Pour une fiscalité plus imaginative
Certes, il n'est jamais intéressant de perdre un siège social. Cela explique pourquoi les lois de certains États américains permettent de bloquer les prises de contrôle étrangères dans les cas d'offres d'acquisition jugées hostiles par le CA de la société visée. Seul, le Québec ne peut rien faire de réaliste à cet égard, puisque les sociétés peuvent s'incorporer selon la loi fédérale qui, elle aussi, limite grandement les pouvoirs de blocage des CA. Il y aurait donc lieu que le fédéral et les provinces travaillent ensemble à une solution conjointe.
Une structure de capital comprenant des actions à droits de vote multiples est utile, mais une société qui n'a pas un dispositif semblable serait mal vue de tenter de modifier sa structure à cette fin. Il vaut mieux créer ce dispositif lors d'une émission publique d'actions, comme l'ont fait Stingray et Groupe Distinction.
On pourrait permettre au CA d'une société ciblée, lors d'une offre d'acquisition, de limiter les droits de vote des actionnaires de passage ou d'accroître les droits de ceux qui détiennent leurs titres depuis un certain temps.
Pour sa part, le groupe de travail présidé par Claude Séguin a proposé en 2014 des mesures fiscales réalistes pour faciliter la conservation de nos sièges sociaux.

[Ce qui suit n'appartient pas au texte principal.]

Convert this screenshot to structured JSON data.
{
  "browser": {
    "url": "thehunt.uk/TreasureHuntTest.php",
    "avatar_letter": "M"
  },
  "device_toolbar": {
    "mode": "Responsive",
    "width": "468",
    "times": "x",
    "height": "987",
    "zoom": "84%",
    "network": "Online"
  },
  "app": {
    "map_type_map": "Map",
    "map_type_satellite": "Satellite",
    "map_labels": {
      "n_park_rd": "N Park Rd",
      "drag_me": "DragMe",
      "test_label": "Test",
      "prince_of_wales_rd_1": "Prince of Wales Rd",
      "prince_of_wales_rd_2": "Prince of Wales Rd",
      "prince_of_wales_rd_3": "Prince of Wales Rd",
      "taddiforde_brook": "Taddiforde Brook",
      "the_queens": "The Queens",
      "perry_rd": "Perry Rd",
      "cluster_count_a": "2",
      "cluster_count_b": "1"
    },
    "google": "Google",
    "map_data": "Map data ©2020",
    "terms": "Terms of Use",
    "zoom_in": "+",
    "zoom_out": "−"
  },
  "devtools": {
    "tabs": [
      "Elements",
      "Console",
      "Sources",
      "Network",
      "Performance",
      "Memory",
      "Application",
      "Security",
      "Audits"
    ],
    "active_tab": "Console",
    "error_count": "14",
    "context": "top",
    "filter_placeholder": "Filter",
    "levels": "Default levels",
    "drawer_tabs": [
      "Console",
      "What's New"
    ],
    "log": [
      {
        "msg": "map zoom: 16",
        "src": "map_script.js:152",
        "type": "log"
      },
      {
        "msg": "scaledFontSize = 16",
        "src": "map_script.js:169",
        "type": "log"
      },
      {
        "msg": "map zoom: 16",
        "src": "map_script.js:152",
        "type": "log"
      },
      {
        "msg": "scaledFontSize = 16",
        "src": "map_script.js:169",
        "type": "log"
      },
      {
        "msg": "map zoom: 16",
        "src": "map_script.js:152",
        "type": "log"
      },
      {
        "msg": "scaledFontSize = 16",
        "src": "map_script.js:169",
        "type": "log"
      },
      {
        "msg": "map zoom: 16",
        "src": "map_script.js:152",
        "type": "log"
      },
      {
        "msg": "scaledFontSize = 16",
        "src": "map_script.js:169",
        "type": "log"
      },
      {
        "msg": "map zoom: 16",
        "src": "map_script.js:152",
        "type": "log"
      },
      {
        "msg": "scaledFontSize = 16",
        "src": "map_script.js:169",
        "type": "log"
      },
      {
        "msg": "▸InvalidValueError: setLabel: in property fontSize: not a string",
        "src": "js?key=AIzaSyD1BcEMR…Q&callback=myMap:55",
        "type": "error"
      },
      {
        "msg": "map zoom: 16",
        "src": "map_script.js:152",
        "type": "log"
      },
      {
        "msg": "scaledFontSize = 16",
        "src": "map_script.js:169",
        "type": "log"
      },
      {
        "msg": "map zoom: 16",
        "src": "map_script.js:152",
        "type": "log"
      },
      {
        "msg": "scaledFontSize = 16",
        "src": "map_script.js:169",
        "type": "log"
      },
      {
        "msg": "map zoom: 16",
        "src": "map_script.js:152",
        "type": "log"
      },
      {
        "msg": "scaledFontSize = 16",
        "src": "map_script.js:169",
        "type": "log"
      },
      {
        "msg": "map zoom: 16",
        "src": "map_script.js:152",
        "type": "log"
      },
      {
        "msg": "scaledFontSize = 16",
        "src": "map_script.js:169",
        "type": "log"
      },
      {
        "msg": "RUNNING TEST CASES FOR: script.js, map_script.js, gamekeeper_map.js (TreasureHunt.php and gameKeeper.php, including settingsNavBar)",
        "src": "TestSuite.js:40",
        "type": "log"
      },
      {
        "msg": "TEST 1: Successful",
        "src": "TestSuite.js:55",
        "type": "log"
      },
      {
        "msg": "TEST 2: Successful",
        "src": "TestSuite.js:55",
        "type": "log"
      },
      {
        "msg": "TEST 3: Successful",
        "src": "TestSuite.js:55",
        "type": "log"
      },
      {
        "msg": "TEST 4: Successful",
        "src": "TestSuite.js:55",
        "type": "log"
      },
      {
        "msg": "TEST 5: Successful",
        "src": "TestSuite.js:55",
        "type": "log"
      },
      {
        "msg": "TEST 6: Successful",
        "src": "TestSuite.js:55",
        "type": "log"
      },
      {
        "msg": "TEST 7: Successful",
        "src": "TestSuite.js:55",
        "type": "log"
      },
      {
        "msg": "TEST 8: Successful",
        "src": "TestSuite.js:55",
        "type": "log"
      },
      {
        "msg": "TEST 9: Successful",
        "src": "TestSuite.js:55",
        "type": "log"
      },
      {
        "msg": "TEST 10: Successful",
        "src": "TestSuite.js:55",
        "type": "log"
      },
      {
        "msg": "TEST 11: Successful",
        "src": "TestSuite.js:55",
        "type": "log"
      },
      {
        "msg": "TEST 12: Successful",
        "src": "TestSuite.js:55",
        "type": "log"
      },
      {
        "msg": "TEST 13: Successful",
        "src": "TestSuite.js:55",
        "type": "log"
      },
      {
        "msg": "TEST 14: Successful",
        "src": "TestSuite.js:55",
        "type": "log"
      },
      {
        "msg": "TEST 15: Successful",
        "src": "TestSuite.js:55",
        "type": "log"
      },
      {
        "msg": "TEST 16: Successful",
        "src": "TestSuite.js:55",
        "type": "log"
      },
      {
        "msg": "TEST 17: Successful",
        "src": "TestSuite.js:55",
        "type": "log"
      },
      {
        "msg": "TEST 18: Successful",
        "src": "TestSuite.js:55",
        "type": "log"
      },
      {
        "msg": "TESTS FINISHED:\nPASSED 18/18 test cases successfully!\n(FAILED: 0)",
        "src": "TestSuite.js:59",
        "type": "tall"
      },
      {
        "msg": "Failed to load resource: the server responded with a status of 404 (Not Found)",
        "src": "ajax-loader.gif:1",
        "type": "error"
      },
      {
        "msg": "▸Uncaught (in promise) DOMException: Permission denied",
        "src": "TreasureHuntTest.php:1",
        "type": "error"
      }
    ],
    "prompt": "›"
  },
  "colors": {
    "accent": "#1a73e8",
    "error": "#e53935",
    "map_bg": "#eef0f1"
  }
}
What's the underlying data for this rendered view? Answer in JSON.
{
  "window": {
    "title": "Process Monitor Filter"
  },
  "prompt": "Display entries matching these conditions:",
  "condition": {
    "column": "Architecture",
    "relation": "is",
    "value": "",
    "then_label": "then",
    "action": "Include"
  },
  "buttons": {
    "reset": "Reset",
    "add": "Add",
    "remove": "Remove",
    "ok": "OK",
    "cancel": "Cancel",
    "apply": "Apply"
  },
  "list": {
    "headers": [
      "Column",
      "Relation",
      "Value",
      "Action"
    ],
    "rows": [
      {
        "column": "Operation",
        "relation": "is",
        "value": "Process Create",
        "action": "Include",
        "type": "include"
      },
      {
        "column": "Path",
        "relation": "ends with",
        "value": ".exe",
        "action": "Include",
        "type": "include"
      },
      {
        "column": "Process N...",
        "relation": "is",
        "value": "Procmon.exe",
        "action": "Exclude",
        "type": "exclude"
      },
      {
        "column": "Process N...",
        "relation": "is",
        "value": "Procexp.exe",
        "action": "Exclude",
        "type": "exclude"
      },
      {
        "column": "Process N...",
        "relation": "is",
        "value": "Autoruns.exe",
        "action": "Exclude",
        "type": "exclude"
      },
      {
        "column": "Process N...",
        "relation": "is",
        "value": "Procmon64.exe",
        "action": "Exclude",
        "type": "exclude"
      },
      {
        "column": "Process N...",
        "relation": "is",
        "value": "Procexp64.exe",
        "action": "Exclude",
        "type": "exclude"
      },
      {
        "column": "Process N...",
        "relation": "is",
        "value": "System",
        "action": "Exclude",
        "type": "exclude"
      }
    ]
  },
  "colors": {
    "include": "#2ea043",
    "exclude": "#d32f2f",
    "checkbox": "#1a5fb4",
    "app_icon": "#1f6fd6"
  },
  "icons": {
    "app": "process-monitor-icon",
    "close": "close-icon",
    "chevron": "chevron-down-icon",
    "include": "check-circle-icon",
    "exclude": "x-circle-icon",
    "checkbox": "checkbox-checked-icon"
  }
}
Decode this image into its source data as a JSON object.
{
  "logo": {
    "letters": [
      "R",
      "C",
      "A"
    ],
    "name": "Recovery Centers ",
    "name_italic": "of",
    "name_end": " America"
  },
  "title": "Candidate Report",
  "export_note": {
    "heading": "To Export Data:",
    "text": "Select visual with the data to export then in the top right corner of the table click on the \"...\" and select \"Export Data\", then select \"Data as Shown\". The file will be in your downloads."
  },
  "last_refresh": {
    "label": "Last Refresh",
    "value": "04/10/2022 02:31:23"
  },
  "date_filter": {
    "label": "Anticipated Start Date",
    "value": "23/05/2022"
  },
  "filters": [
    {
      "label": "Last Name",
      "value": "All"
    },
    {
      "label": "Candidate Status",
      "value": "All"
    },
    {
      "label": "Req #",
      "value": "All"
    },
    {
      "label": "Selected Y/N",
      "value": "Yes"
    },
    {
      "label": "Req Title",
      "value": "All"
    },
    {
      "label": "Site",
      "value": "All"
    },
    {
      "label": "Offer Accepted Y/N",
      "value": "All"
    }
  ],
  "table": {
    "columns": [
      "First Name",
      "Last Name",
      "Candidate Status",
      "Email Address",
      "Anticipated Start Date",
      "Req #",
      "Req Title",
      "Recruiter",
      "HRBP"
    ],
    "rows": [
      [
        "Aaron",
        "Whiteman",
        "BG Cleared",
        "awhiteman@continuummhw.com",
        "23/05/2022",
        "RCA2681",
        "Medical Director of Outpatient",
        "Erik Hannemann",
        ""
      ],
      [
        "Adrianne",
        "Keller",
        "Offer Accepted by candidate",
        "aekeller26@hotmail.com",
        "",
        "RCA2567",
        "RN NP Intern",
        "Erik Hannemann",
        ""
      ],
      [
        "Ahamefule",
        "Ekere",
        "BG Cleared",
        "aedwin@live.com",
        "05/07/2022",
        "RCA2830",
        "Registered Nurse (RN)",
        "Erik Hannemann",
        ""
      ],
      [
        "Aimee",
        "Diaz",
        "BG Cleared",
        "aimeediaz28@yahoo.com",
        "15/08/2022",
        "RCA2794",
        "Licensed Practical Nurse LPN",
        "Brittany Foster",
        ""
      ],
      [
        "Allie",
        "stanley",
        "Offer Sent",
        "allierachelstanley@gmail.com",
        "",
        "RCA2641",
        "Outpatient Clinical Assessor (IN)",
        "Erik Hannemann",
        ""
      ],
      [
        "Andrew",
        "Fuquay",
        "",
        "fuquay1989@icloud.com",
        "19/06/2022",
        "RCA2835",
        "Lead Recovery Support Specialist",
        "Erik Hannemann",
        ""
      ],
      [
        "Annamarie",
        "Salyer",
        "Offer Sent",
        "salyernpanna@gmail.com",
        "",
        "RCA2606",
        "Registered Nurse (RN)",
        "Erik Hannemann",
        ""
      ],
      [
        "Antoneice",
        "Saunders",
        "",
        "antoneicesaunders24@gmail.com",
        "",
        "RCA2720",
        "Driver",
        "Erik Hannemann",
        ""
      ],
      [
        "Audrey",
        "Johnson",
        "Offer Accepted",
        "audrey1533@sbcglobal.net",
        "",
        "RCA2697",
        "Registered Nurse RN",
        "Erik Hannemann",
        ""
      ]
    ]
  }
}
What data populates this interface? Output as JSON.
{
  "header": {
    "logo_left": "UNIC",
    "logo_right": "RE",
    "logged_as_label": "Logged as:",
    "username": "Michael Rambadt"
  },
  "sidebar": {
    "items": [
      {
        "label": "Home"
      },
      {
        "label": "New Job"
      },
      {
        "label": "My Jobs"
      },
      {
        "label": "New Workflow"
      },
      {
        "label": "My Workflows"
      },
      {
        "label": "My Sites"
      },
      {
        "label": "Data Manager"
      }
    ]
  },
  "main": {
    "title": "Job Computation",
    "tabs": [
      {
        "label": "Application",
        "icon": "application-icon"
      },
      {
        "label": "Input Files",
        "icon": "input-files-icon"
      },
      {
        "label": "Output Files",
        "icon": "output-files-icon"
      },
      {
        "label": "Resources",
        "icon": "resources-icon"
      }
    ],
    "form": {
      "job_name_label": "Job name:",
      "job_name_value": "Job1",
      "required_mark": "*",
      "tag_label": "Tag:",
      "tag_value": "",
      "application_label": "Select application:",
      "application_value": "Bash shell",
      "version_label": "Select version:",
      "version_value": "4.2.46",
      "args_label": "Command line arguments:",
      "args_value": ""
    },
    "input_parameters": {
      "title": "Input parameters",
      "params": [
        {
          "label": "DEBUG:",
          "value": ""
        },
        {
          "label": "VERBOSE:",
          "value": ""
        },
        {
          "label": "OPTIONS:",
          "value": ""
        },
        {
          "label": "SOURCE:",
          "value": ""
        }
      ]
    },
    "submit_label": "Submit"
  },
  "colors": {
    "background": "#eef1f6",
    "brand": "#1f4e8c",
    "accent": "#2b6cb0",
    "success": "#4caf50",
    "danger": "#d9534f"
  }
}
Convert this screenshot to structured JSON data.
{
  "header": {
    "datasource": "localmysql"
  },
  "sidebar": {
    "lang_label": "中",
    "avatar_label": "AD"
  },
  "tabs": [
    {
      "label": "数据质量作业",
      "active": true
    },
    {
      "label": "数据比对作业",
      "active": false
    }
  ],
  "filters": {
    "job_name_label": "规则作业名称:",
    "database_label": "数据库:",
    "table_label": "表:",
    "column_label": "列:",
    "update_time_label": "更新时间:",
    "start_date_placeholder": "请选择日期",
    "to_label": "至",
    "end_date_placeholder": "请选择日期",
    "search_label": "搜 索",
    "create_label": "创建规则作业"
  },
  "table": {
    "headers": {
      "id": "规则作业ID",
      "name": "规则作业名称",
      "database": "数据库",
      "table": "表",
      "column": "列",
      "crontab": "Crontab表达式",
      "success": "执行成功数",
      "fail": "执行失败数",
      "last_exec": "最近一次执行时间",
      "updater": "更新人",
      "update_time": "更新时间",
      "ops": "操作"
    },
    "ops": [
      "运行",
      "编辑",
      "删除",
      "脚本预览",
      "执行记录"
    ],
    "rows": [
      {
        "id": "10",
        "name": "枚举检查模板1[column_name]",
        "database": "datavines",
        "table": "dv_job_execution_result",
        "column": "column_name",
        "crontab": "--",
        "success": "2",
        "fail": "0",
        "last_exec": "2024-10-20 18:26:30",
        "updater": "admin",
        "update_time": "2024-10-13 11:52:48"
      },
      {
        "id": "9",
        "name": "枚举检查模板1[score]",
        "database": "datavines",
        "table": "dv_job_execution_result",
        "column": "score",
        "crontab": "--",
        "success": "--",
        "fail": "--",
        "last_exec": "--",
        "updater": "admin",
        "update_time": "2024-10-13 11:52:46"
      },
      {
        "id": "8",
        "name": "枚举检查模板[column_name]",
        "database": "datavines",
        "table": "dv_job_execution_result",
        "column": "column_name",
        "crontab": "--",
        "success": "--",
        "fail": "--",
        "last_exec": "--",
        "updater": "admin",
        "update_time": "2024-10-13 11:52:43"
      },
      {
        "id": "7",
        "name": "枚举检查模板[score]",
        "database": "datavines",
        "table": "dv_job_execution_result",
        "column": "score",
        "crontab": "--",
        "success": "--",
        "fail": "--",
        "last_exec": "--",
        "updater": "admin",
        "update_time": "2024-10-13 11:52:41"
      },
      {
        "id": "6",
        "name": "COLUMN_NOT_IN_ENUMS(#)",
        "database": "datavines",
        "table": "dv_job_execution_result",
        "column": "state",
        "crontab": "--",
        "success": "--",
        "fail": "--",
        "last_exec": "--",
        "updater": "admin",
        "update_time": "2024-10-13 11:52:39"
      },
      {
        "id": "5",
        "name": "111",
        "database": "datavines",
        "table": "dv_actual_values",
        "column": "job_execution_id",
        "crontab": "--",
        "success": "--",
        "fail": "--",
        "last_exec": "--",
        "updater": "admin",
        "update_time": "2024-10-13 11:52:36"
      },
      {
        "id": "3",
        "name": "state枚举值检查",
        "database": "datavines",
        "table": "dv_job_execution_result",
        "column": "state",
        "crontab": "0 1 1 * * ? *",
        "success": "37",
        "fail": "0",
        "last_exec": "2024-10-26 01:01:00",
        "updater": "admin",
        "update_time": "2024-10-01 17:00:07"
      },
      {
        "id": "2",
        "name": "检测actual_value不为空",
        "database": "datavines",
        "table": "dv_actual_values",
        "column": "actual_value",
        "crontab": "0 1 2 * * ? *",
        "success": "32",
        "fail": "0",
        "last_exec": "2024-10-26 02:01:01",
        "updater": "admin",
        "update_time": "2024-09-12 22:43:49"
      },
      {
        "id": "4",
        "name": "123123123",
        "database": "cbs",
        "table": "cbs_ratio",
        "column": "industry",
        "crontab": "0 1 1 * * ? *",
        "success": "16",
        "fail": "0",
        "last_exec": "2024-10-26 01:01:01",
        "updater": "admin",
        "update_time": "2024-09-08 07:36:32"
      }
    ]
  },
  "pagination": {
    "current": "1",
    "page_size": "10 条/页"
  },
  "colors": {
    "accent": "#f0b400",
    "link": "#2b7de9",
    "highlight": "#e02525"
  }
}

Il est toutefois déplorable que le gouvernement du Québec ignore ces propositions.
On pourrait faciliter les transferts intergénérationnels en permettant aux sociétés familiales de reporter le gain en capital aussi longtemps que celles-ci restent la propriété de la famille. Québec propose d'étendre cet avantage aux sociétés des secteurs primaire et manufacturier, mais le besoin est beaucoup plus grand pour celui des services. En effet, dans ce secteur, plusieurs sociétés importantes contrôlées par des familles sont à un stade où elles risquent de tomber entre des mains étrangères.
L'idéal serait qu'Ottawa agisse aussi de son côté, puisque les deux gouvernements se partagent l'impôt sur le gain en capital. Or, cette facture peut être très salée. Paul Desmarais a vendu pour 228 millions de dollars d'actions pour sa planification fiscale avant son décès, et le comité gérant sa succession a dû ensuite en vendre pour 500 M$.
Par ailleurs, le fait que le traitement du gain en capital sur les options d'achat d'actions soit beaucoup plus lourd au Québec n'aide pas à retenir chez nous les dirigeants des sièges sociaux et à en recruter de l'extérieur.
Bref, on peut agir pour aider à maintenir nos sièges sociaux au Québec. L'apathie des gouvernements est très décevante.
J'aime
L'Autorité des marchés financiers (AMF) a agi avec diligence lorsqu'elle a eu l'assurance que des dirigeants d'Amaya et certains de leurs amis avaient profité d'informations privilégiées pour réaliser des gains en capital. Ce faisant, l'AMF prouve que le système actuel d'encadrement et de surveillance des marchés financiers peut faire le travail qu'on attend de lui.
Je n'aime pas
Le report du projet de loi sur la réglementation du taxi à Montréal laisse croire qu'il y a une divergence d'opinions au sein du gouvernement du Québec. On ne semble pas s'entendre sur la façon d'encadrer le travail au noir des chauffeurs d'UberX et de compenser la perte de valeur des permis des chauffeurs actuels. Bien qu'il faille s'ouvrir aux nouvelles technologies, il est injuste que celles-ci permettent à des individus de travailler sans permis et sans payer de taxes ni d'impôts.